Le front commun bipartisan visant à défendre les intérêts canadiens dans les discussions de renégociation de l'Accord de libre-échange nord-américain (ALENA) est mis à l'épreuve par la campagne menée de part et d'autre de la frontière par des conservateurs pour critiquer Justin Trudeau d'avoir versé Omar Khadr une compensation généreuse.

Certains cadres supérieurs du Parti libéral ont pris les réseaux sociaux, jeudi, pour accuser les conservateurs de nourrir un sentiment anti-Trudeau aux États-Unis alors que le Canada se prépare au lancement des négociations sur l'ALENA, le 16 août.

Le chef du parti conservateur, Andrew Scheer, n'a exprimé aucun remord, soutenant que le premier ministre Trudeau ne pouvait blâmer que lui-même si un contrecoup se manifestait au sud de la frontière canadienne après qu'il eut versé une compensation à l'ancien enfant soldat canadien.

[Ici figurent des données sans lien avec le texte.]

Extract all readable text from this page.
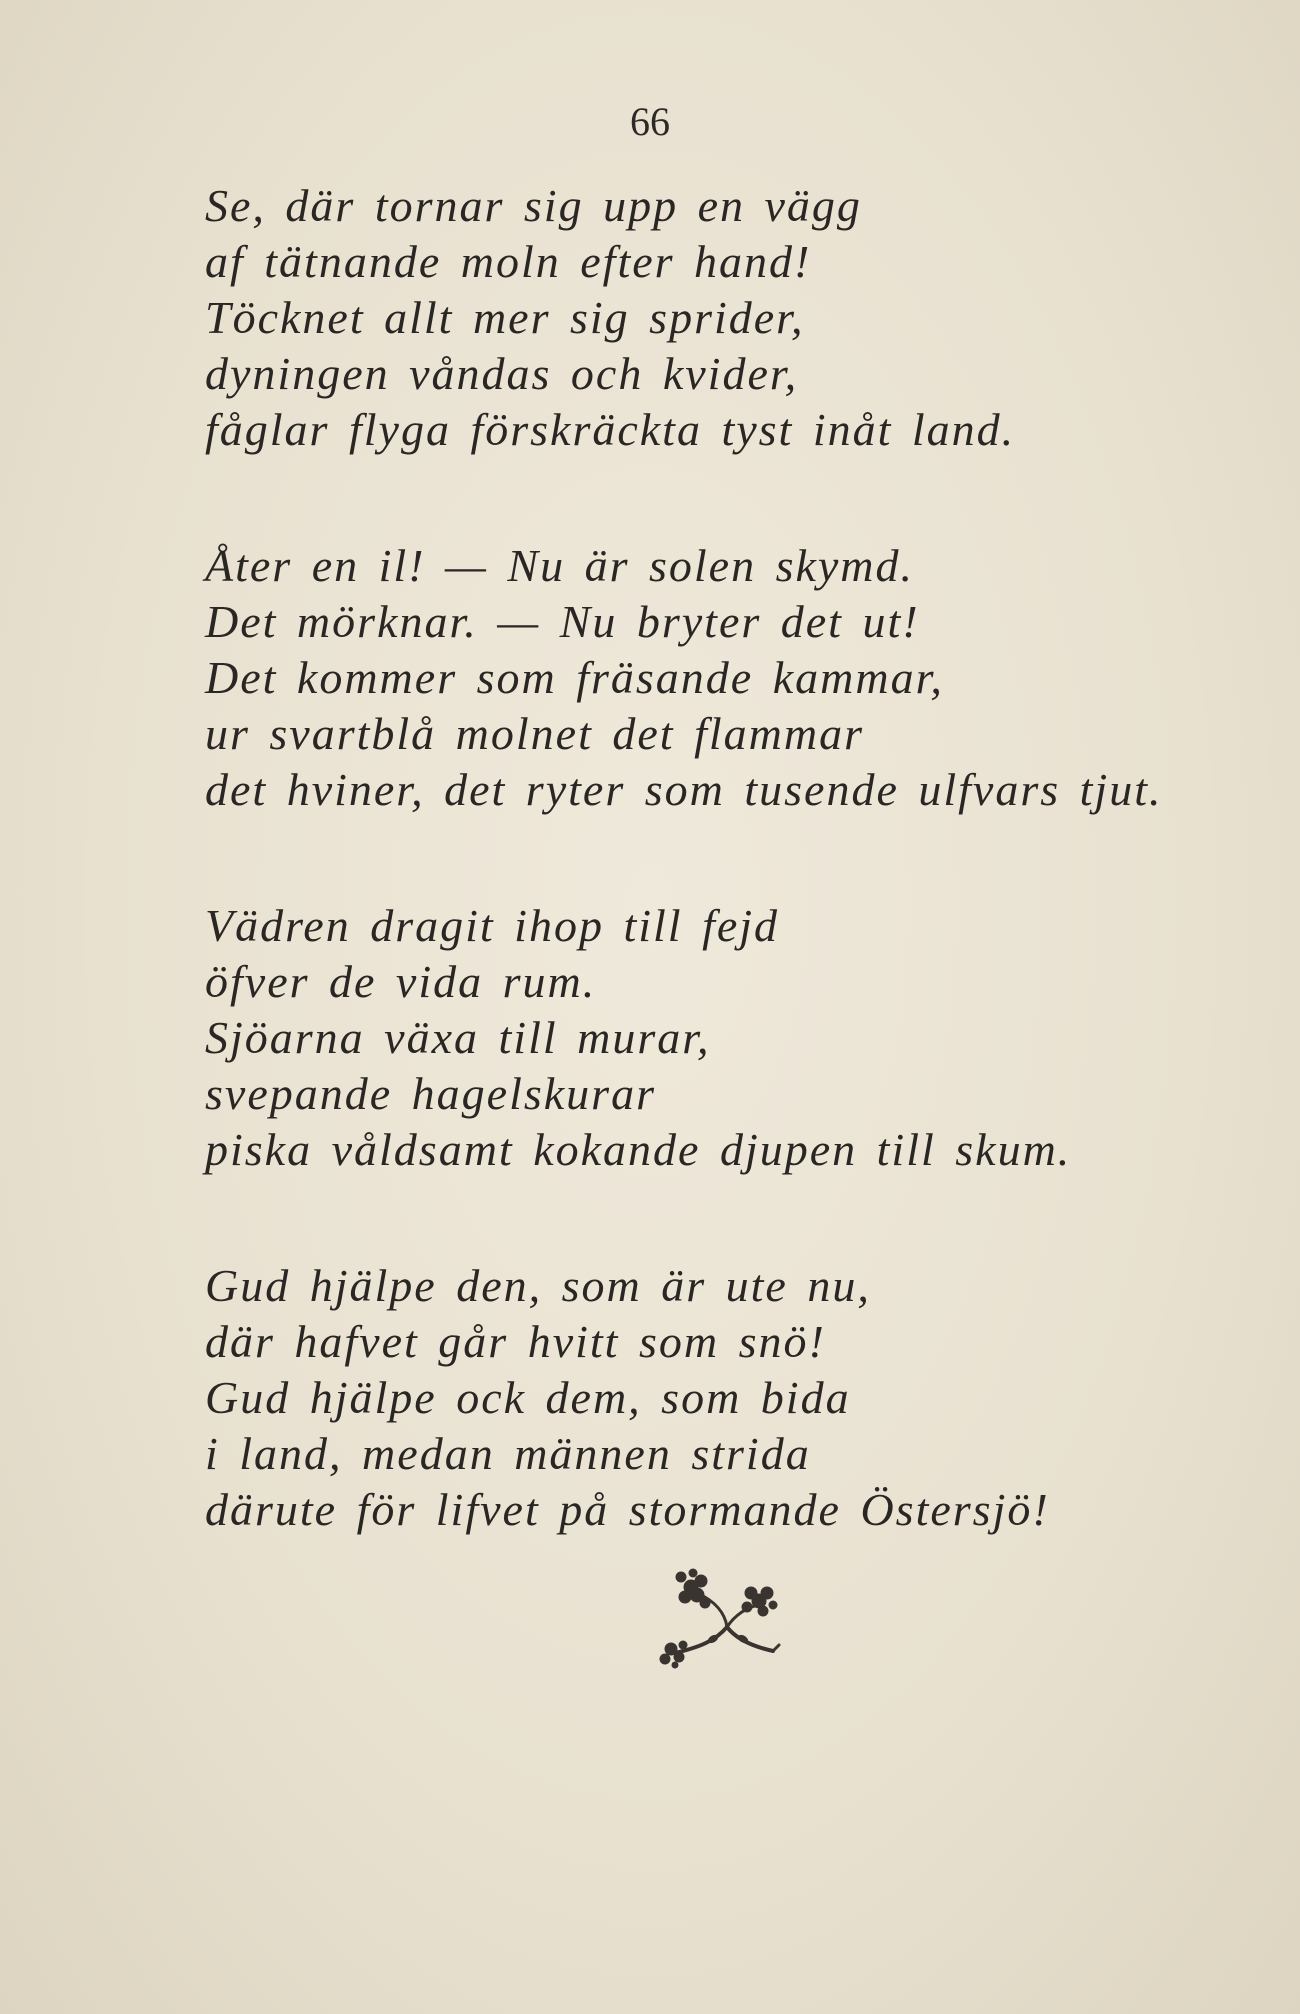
66
Se, där tornar sig upp en vägg
af tätnande moln efter hand!
Töcknet allt mer sig sprider,
dyningen våndas och kvider,
fåglar flyga förskräckta tyst inåt land.
Åter en il! — Nu är solen skymd.
Det mörknar. — Nu bryter det ut!
Det kommer som fräsande kammar,
ur svartblå molnet det flammar
det hviner, det ryter som tusende ulfvars tjut.
Vädren dragit ihop till fejd
öfver de vida rum.
Sjöarna växa till murar,
svepande hagelskurar
piska våldsamt kokande djupen till skum.
Gud hjälpe den, som är ute nu,
där hafvet går hvitt som snö!
Gud hjälpe ock dem, som bida
i land, medan männen strida
därute för lifvet på stormande Östersjö!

M. Scheer a qualifié toute tentative des libéraux de faire un lien entre ce dossier et les pourparlers sur l'ALÉNA de tactique désespérée de la part du parti au pouvoir afin de «détourner l'attention» du noyau de l'affaire Khadr.

Omar Khadr, né au Canada, a été emprisonné à la prison de Guantanamo Bay, il y a 15 ans, alors qu'il était accusé d'avoir tué un soldat américain durant un combat survenu en pleine invasion américaine en Afghanistan.

Il n'était alors âgé que de 15 ans.

La Cour suprême du Canada a tranché, en 2010, que les autorités canadiennes avaient violé les droits de M. Khadr quand elles l'avaient interrogé dans le célèbre centre de détention en dépit du fait qu'il était mineur, qu'il n'avait aucun représentant juridique et qu'il avait été torturé.

M. Khadr avait lancé une poursuite contre le gouvernement canadien, réclamant 20 millions $. L'affaire a été réglée hors cour, plus tôt ce mois-ci, avec le versement de 10,5 millions de dollars - montant rapporté par plusieurs médias.

Plusieurs députés conservateurs ont alors investi les ondes et les journaux américains pour dénoncer un tel versement.

Jeudi, le premier ministre Trudeau n'a pas fait de lien direct entre cette question et celle entourant l'ALÉNA lorsqu'interrogé à savoir si de tels efforts déployés aux États-Unis minaient la préparation du Canada en vue des discussions à venir sur le libre-échange.

Les pourparlers en matière de commerce sont «trop importants pour tomber dans la partisanerie», a-t-il dit en conférence de presse à Barrie, en Ontario.

Réunion parlementaire

De son côté, le Nouveau Parti démocratique a exprimé son souhait que le premier ministre Justin Trudeau comparaisse à l'occasion de la réunion d'urgence du comité parlementaire sur le commerce international afin de dévoiler quelles seront les priorités de son gouvernement au cours des négociations sur l'Accord de libre-échange nord-américain (ALENA).

La porte-parole du parti en matière de commerce international, Tracey Ramsey, a dit que ses collègues et elle étaient ravis d'avoir entendu M. Trudeau dire qu'il serait heureux de discuter de ce sujet avec les partis de l'opposition.

Les négociations doivent s'amorcer le 16 août. Conformément à la loi américaine, l'administration Trump a déposé cette semaine la liste de ses objectifs. Les États-Unis veulent notamment un meilleur accès pour leurs exportations en agriculture, incluant les produits laitiers, le vin et les grains.

Le gouvernement canadien n'est pas obligé de dévoiler ses objectifs. Les députés de l'opposition exigent plus de transparence dans ce dossier et tenteront d'obtenir plus de renseignements au cours de la réunion de vendredi.

Des convocations ont été envoyées à la ministre des Affaires étrangères, Chrystia Freeland, au ministre des Finances, Bill Morneau, et au ministre du Commerce international, François-Philippe Champagne.

Un porte-parole de Mme Freeland a indiqué que la ministre avait accepté l'invitation.

«Nous discutons avec le comité afin de confirmer une date le plus tôt possible», a dit Adam Austen, dans un courriel.

Le NPD veut ajouter le nom de Justin Trudeau à la liste des témoins.